Se guardiamo al presente dei giorni, li vediamo passare quasi sempre uguali e apparentemente senza traccia di Dio anche se basta osservare anche superficialmente quanto è complesso e organizzato un organismo per rendersi conto di quanto sia impossibile che si sia strutturato per caso. Non si pensa che il Creatore ha lasciato agli uomini una traccia, dei segni per poterlo conoscere promettendo che, se cercato, si lascia trovare. E se quanto ha detto si è puntualmente avverato nella storia, è impossibile che non si concreti circa quegli avvenimenti che ha preannunciato, come nel caso che ci riguarda il Suo ritorno. E chi non ha acquisito fino in fondo il principio dell’eternità come appartenenza, non potrà che accedere alla constatazione della temporalità, “il mio padrone tarda a venire”, e guardare sempre più ad essa. Attento a curare le malattie del proprio corpo, non si cura di quelle dell’anima e dei pericoli che questa corre.
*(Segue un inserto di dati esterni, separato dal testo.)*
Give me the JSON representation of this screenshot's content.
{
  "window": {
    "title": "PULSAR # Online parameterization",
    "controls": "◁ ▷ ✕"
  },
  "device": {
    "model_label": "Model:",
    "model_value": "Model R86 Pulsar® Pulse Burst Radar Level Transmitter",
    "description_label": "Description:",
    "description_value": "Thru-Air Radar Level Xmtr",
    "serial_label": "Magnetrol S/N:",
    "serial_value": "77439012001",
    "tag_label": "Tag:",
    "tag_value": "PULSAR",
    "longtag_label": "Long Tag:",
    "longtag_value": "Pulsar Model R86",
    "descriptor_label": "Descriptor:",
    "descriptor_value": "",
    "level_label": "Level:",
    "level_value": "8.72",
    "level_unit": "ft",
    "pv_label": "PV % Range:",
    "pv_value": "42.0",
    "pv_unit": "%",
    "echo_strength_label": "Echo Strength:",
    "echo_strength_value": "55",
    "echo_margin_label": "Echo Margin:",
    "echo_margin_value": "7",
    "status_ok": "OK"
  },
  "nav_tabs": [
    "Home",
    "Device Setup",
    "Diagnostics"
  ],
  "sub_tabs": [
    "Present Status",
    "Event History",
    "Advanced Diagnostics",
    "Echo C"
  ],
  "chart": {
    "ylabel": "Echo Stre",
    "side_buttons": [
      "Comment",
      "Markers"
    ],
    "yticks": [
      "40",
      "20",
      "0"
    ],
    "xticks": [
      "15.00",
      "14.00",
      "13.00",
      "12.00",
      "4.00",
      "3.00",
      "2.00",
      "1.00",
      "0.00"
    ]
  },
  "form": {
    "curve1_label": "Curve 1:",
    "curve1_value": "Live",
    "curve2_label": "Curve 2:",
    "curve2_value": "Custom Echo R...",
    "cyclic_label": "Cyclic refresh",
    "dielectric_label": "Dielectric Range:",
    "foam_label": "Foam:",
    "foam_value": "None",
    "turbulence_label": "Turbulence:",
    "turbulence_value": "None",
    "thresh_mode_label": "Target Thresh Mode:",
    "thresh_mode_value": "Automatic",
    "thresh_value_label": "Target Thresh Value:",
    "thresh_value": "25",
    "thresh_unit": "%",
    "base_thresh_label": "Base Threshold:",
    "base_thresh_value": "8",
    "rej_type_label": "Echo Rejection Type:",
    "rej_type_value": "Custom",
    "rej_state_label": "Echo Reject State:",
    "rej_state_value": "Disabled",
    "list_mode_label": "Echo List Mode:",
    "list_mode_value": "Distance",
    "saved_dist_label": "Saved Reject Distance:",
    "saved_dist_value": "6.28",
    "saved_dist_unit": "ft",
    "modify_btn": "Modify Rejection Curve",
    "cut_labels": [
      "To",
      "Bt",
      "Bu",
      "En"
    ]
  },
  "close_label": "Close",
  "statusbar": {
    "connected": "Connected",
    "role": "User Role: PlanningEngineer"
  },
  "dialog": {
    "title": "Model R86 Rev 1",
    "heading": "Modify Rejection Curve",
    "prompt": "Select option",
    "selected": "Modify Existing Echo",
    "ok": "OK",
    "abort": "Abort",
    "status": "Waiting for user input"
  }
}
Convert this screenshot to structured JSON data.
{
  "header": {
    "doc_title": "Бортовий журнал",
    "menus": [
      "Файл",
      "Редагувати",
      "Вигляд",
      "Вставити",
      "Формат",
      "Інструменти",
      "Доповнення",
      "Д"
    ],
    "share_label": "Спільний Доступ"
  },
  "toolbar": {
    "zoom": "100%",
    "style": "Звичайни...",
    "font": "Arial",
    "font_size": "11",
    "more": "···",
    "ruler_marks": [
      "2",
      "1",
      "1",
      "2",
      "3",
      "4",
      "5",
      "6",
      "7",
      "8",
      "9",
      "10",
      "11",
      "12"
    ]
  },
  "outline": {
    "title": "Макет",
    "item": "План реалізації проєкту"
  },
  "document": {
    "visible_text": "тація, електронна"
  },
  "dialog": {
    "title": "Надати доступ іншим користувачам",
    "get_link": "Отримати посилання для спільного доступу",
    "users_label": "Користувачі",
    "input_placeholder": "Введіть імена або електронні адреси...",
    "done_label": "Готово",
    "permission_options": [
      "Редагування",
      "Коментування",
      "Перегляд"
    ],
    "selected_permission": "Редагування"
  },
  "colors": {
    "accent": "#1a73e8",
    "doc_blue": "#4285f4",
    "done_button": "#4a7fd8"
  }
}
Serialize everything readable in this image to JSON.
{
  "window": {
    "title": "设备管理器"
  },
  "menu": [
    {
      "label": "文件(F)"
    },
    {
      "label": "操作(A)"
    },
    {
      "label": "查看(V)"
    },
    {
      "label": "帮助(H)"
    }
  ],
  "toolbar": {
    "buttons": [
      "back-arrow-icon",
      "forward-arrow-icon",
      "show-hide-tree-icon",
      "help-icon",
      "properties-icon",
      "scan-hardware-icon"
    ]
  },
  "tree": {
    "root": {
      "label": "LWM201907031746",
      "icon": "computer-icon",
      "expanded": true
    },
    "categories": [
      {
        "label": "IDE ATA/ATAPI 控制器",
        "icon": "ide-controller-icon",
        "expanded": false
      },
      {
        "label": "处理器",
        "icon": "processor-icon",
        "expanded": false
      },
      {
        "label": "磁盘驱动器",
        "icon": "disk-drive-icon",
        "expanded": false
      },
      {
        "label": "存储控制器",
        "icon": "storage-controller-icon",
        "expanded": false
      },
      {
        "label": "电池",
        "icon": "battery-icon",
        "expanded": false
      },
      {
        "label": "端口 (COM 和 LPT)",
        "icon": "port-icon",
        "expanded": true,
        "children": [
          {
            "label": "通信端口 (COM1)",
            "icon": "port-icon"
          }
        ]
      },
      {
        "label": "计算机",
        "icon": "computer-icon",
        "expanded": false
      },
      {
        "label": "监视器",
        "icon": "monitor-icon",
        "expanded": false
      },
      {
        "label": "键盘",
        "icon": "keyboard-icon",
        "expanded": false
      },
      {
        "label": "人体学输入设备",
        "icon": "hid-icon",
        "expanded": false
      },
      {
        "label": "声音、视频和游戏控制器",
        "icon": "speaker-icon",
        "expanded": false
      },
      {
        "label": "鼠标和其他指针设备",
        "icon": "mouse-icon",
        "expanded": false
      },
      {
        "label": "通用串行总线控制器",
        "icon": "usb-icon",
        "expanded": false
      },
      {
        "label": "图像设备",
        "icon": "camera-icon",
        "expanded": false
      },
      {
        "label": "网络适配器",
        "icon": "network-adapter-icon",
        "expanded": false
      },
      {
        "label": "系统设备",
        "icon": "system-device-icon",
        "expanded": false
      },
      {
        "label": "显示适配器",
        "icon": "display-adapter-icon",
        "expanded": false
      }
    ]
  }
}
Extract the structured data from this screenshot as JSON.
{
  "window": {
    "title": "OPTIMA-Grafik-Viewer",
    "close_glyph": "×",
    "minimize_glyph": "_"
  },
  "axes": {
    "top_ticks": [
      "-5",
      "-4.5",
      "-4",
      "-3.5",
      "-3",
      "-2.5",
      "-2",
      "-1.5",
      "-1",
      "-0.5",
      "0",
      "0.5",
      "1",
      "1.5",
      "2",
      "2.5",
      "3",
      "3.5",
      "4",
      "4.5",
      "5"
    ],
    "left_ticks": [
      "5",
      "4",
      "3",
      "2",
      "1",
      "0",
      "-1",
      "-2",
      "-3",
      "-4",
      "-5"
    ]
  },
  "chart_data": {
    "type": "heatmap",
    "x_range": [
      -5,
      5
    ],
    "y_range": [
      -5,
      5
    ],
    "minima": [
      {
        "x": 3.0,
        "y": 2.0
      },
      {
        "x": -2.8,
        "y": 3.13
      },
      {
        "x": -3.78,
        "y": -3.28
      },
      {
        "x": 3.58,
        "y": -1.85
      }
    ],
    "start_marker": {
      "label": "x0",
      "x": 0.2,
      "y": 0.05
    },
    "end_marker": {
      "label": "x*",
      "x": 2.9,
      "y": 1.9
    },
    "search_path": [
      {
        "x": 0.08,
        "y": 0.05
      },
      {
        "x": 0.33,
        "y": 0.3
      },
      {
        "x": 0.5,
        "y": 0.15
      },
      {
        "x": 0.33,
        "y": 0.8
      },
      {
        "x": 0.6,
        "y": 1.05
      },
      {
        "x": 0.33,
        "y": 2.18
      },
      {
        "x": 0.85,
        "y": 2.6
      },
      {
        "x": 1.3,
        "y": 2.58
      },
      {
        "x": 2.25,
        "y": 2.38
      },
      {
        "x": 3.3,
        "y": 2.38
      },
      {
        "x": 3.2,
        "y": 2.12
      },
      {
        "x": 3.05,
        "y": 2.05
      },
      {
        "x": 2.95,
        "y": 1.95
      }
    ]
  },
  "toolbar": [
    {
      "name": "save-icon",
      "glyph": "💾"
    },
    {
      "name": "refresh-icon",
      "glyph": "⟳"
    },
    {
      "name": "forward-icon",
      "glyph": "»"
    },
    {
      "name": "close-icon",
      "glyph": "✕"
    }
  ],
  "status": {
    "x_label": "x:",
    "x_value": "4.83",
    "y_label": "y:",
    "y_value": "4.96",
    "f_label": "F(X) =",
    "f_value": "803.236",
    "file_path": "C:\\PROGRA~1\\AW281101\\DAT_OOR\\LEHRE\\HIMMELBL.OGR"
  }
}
Il comportamento del servo che non adempie il suo compito nell’attesa del ritorno del suo signore è descritto con parole che alludono al suo egoismo, ma soprattutto al danno che procura a quelli come lui, che però non hanno avuto come un incarico di responsabilità: prima li percuote, cioè li fa soffrire e li umilia, poi mangia, beve e si ubriaca, cioè fa un utilizzo totalmente arbitrario di beni non suoi, e qui è per me facile individuare tutti coloro che torcono la Scrittura a loro vantaggio per avere guadagni o posizioni sociali che altrimenti non avrebbero, facendo leva sull’impreparazione degli altri. E così lo Spirito si spegne: “Non spegnete lo spirito, non disprezzate le profezie. Vagliate ogni cosa e tenete ciò che è buono. Astenetevi da ogni specie di male”, che altri traducono “parvenza di male”(2 Tessalonicesi 5.19-22).

Custodire la parola del Signore è dunque ciò a cui sono chiamati tutti i servi, a cominciare da quello che ha ricevuto l’incarico di provvedere agli altri quanto al nutrimento: “Ricorda dunque come hai ricevuto e ascoltato la Parola, custodiscila e convèrtiti perché, se non sarai vigilante, verrò come un ladro, senza che tu sappia a che ora verrò da te”(Apocalisse 3.3).

 

Il nostro testo descrive la punizione del servo. “Lo punirà severamente e gli infliggerà la sorte che meritano gli infedeli”. Qui ci troviamo di fronte a una pericope assolutamente delicata perché altre traduzioni riportano “lo reciderà”, oppure “lo separerà”, espressione che sembra descrivere un’esclusione dal regno di Dio anche se manca quel “pianto e stridore di denti”di cui parla sempre Gesù quando allude alle conseguenze dell’esclusione. C’è anche un’allusione, come vedremo quanto torneremo nel parallelo di Matteo che esamineremo in futuro, alla morte mediante segamento del corpo.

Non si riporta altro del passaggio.